Remember that correlation =/= causation!

my_data.plot.scatter(x='tair_max', y='tair_min')
plt.title('Maximum vs Minimum\nAir Temperature');

../../_images/6f905da9bfd8ea3c18f3fc43c43f03a0453aa3e50e8f253a48d35e835e4e814f.png

Timeseries plots#

If we are interested in how some random variable changes over time.
Similarly, if we have a spatial dimension and are interested in how a variable change along some length we could make a spatial plot.

my_data.plot(x='time', y='tair_max')
plt.ylabel('Maximum Annual Air Temperature ($\degree C$)')
plt.title('Maximum Annual Air Temperature Timeseries');

../../_images/0dc73c1e16496c204f4505cca384ce855bf2dd4b80d6b7243948516199e43adf.png

Histogram plots#

We are probably interested in what kind of distribution our data has.
Make a histogram plot to quickly inspect (Note: Careful with the choice of number or width of bins)
See documentation for making histograms with pandas, and histograms with matplotlib

my_data['tair_max'].plot.hist(bins=10)
plt.xlabel('Maximum Annual Air Temperature ($\degree C$)')
plt.title('Maximum Annual Air Temperature Histogram');

../../_images/9deb32c93968dd04ecc7359fae41a625034ae3dcb76fb88e602fa9b38b8c2e32.png

Boxplots#

A boxplot (sometimes called “box-and-whisker” plots) can also help visualize a distribution, especially when we want to compare multiple data sets side by side.
The box usually represents the interquartile range (IQR) (between the 25th and 75th percentiles)
Symbols (lines, circles, etc) within the box can represent the sample mean and/or median
Vertical line “whiskers” can represent the full range (minimum to maximum) or another percentile range (such as 2nd and 98th percentiles)
Data points beyond the “whiskers” are “outliers”
What each symbol represents can vary, so be sure to check documentation to be sure! See documentation for making boxplots with pandas, and boxplots with matplotlib.

my_data.boxplot(column=['tair_min','tair_max'], grid=False)
plt.ylabel('Air Temperature ($\degree C$)')
plt.title('Min/Max Annual Air Temperature Boxplots');

../../_images/448e0b73266ebe719d9f8094a76a88e8a83734234dfb26f08307019ee6a781bf.png

Let’s look at a different set of data:#

from scipy.stats import linregress

# Plot the same set of points three different ways to show how plots can be manipulated to trick us!
fig, [plotA, plotB, plotC] = plt.subplots(ncols=3, nrows=1, figsize=(15,5), tight_layout=True)

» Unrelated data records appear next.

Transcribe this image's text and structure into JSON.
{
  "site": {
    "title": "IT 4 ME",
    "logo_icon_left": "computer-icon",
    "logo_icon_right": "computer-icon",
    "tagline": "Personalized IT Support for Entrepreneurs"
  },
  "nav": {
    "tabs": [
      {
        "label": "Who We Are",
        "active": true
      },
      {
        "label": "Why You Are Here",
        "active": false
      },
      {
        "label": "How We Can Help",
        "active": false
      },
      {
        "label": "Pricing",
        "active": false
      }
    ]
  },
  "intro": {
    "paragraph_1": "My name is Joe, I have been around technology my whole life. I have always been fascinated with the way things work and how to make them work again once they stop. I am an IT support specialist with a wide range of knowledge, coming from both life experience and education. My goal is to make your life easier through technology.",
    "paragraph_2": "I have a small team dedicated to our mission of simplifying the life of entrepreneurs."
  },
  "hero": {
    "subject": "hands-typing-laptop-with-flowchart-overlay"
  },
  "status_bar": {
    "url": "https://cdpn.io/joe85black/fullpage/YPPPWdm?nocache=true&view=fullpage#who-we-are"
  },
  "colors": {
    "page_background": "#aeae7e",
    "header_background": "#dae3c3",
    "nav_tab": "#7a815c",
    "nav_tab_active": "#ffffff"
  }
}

# The underlying data is a linear relationship, but with a lot of random noise added
# There is a trend in the data, but it is hard to detect
x = np.linspace(0,20,21)
y = x + 15*np.random.randn(21)

# Be careful! Depending only on the axes limits we choose, we can make the data look very different
plotA.scatter(x,y)
# Adding a regression line can sometimes be misleading (suggesting there's a trend even if there isn't)
m, b, _, _, _ = linregress(x, y)
# Just because I've plotted a linear regression here, doesn't mean that it's statistically significant!
plotA.plot(x, m*x + b, color='red')
plotA.set_xlim((-1,21)); plotA.set_ylim((-50,50))
plotA.set_xlabel('X'); plotA.set_ylabel('Y')
plotA.set_title('A', fontsize=25, fontweight='bold')

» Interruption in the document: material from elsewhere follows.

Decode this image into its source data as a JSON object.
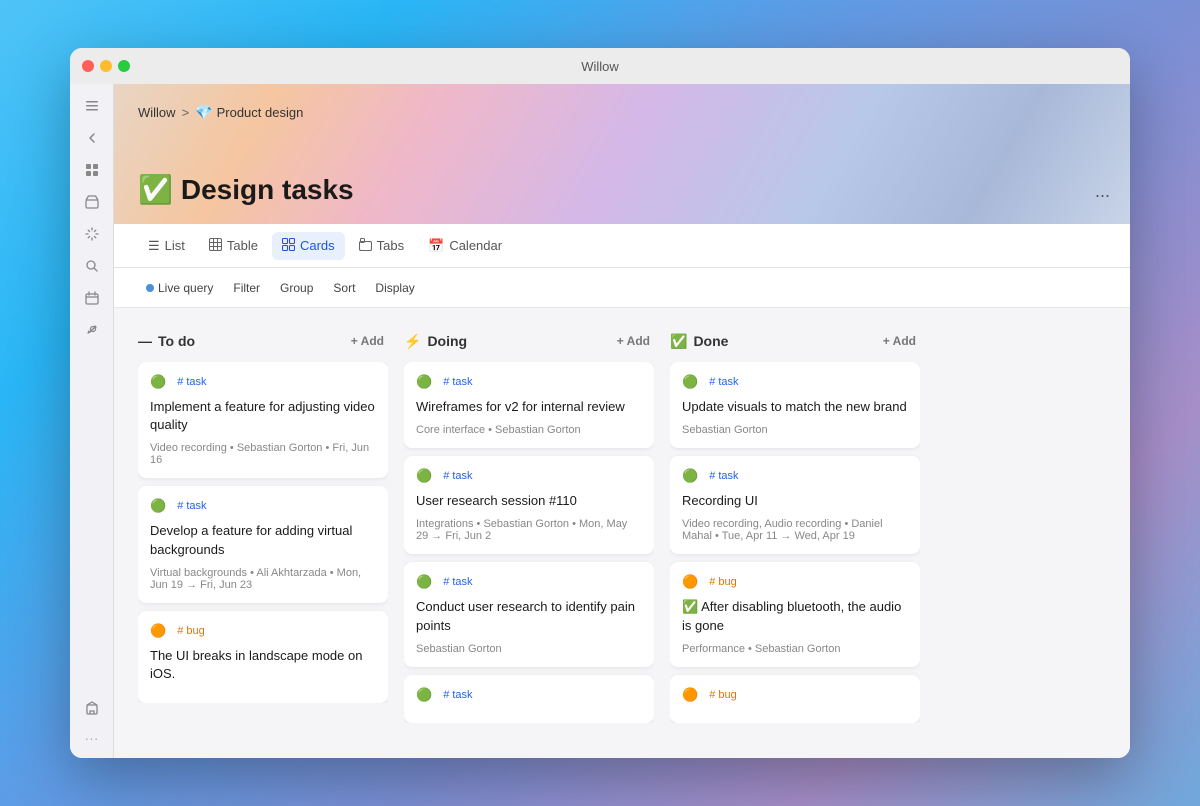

# We can make the data look a lot different by just changing the axes limites
# This can be misleading, be careful!
plotB.scatter(x,y)
plotB.set_xlim((-1,21)); plotB.set_ylim((-150,150))
plotB.set_xlabel('X'); plotB.set_ylabel('Y')
plotB.set_title('B', fontsize=25, fontweight='bold')

# We can make the data look a lot different by just changing the axes limites
# This can be misleading, be careful!
plotC.scatter(x,y)
plotC.set_xlim((-50,50)); plotC.set_ylim((-50,50))
plotC.set_xlabel('X'); plotC.set_ylabel('Y')
plotC.set_title('C', fontsize=25, fontweight='bold')

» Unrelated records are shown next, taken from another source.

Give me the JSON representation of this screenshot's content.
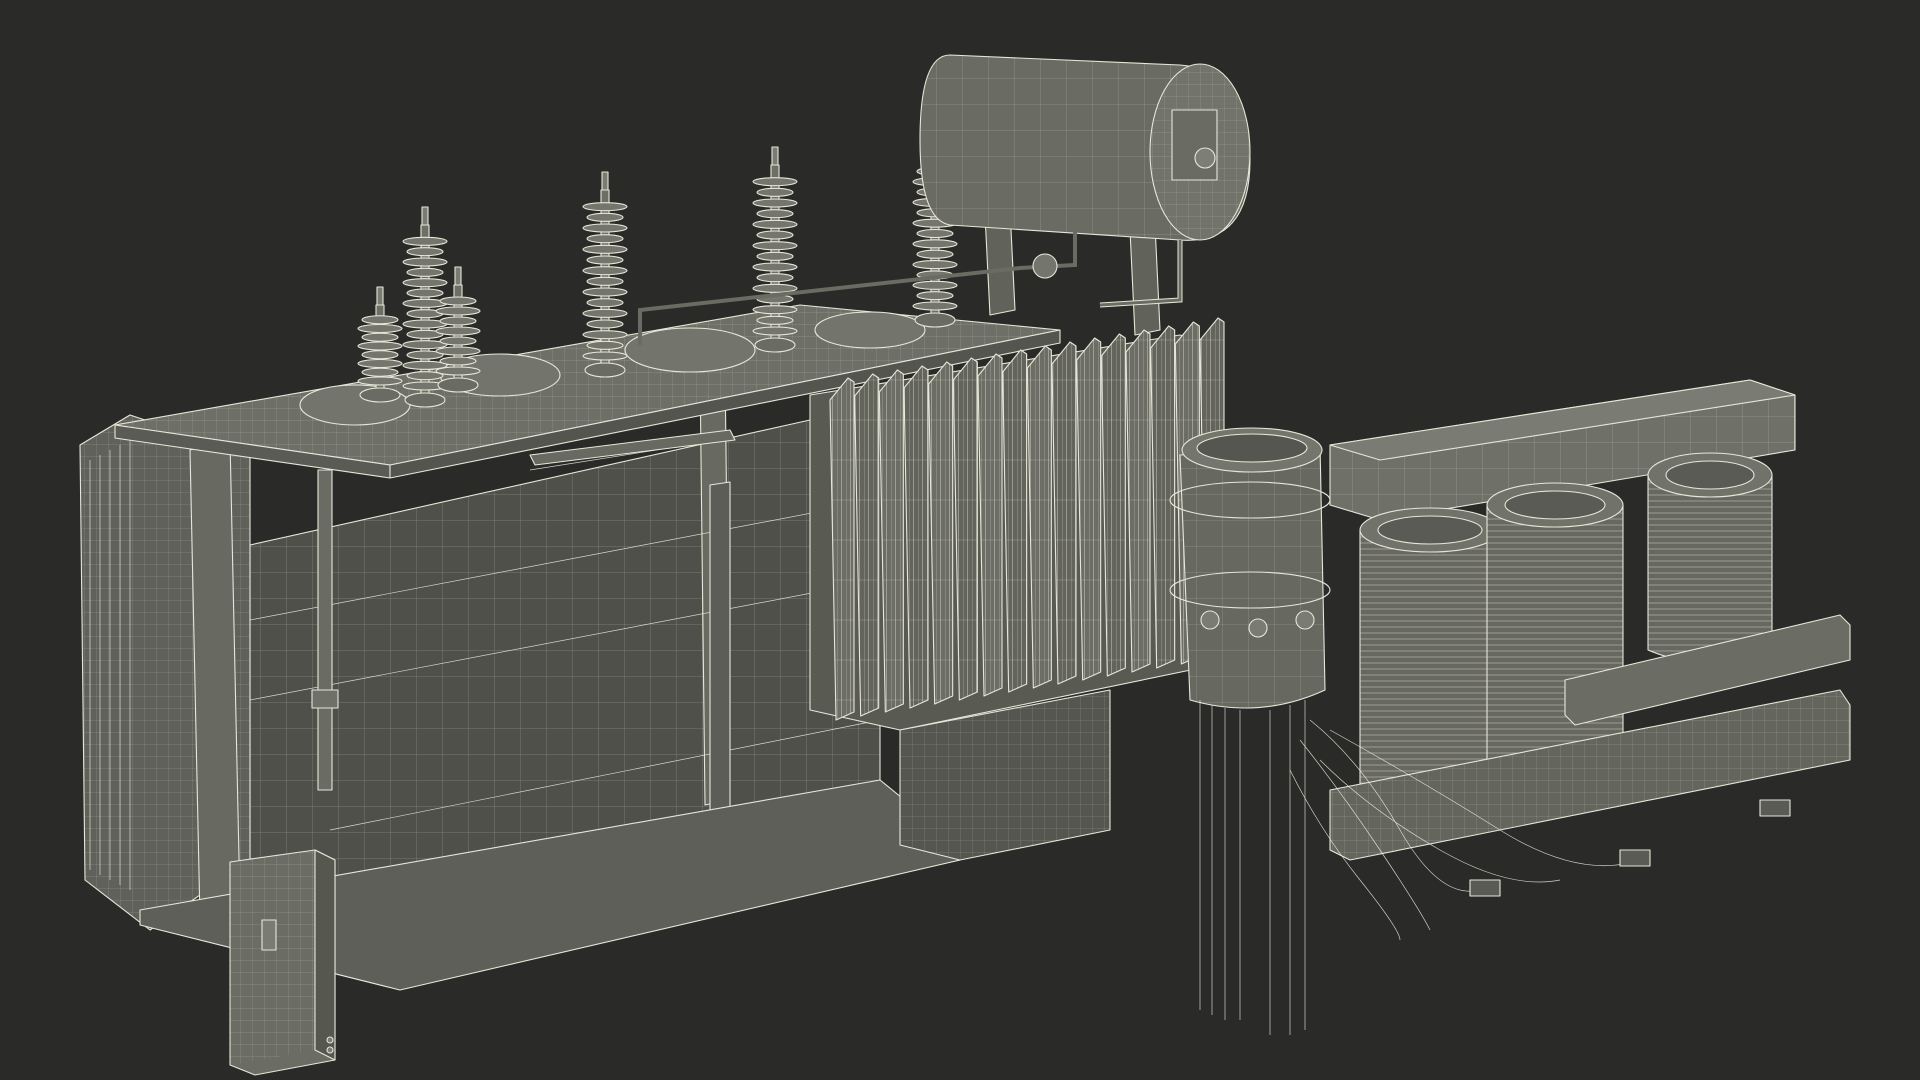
{
  "scene": {
    "subject": "power-transformer-wireframe",
    "colors": {
      "background": "#2a2a28",
      "surface": "#5d5e56",
      "surface_light": "#6b6c63",
      "surface_dark": "#4a4b44",
      "wire": "#f0eee2"
    },
    "bushings": 6,
    "radiator_fins": 16,
    "coil_columns": 3
  }
}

fig.suptitle('Is there a trend in any of these plots?', fontsize=20, fontweight='bold', y=1.05);

../../_images/87e0aff8b65b97dad9dc7ddb7551db2bec67aebd3ca53f6750057f4bde220c74.png

Ethics in graphical analysis#

Be careful!

Others could try and manipulate plots and statistics to convince us of something
We can end up tricking outselves with “wishful thinking” and “confirmation bias” if we are not careful
This is why we have statistical tests, they’re our attempt to find objective measures of “is this a true trend”
Don’t draw a trendline through data when there isn’t a statisticaly significant trend!